1枚50万円!ライブチケット転売の異常 フリマサイトでの高騰が止まらない
生の迫力や会場の一体感……音楽ライブには、多くの人に大枚を投じさせる魅力がある。とはいっても、ものには限度というものがあるのではないか。
8月23日付の全国紙朝刊に、こんな全面広告が載った。
「私たちは音楽の未来を奪うチケットの高額転売に反対します」
広告を出したのは、一般社団法人「日本音楽制作者連盟」(音制連)ほか業界3団体、116組のアーティストと24の音楽フェスだ。「高額転売」とは「ダフ屋行為」だが、彼らがノーを突きつける相手がいるのはライブ当日の会場周辺ではなく、ウェブサイト。音制連の野村達矢理事は語気を強めてこう言う。
「この1年で状況が急変した」
フリマ方式で急成長
業界団体は、デジタル化とITの進展で、CDなどを売る「複製ビジネス」の縮小を余儀なくされてきた。ライブもそうなってしまうのでは──という危機感を持っている。
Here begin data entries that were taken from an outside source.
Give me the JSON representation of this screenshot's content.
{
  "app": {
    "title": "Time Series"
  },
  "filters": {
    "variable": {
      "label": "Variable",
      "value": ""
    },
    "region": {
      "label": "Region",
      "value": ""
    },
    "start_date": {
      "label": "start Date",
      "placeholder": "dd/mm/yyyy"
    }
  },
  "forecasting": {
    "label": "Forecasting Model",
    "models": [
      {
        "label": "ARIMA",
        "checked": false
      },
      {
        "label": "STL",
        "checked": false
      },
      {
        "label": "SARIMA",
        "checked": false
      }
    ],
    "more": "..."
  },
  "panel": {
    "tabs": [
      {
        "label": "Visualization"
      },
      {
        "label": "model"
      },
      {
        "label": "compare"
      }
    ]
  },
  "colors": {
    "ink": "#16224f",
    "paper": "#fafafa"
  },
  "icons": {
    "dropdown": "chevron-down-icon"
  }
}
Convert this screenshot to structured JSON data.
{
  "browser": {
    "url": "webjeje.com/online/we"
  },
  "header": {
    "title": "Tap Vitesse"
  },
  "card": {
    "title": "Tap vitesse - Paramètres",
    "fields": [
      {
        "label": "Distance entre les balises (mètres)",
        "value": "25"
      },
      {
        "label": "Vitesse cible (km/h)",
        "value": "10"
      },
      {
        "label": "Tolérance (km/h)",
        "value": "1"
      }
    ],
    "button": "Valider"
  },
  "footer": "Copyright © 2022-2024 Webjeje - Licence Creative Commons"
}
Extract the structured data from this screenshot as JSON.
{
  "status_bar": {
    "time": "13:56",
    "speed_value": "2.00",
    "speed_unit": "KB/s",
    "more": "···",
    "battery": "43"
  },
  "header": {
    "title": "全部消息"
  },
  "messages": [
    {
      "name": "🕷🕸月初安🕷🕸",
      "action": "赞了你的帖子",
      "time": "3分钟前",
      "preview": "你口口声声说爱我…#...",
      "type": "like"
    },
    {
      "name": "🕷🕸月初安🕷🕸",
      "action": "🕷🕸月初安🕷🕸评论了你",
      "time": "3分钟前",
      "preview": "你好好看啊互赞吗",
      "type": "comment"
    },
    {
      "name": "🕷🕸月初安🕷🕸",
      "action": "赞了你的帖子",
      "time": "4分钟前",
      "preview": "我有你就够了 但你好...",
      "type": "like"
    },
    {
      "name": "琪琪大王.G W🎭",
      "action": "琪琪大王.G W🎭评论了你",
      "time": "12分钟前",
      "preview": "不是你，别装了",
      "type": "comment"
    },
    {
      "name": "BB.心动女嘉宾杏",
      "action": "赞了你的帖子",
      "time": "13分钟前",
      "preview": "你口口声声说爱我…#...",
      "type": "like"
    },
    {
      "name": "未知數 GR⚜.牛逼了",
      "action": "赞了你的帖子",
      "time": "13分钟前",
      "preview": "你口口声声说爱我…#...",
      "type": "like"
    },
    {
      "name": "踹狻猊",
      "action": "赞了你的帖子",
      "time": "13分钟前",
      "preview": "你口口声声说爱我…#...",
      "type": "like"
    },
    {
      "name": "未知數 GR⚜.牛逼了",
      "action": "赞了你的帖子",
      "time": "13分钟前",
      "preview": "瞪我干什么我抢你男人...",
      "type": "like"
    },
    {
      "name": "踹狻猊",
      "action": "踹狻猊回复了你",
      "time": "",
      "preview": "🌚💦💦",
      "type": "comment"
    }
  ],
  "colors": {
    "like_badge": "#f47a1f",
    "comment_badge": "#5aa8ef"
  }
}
ウェブでのチケット転売をめぐる環境は大きく変わっている。従来はオークション型。入札から落札まで数日かかったり、落札できなかったりしたが、現在は多くの転売サイトが「フリーマーケット型」を採用する。出品者が「指し値」で価格を決め、買い手が合意すれば売買成立。スピーディーなユーザー体験で、転売市場の主役になった。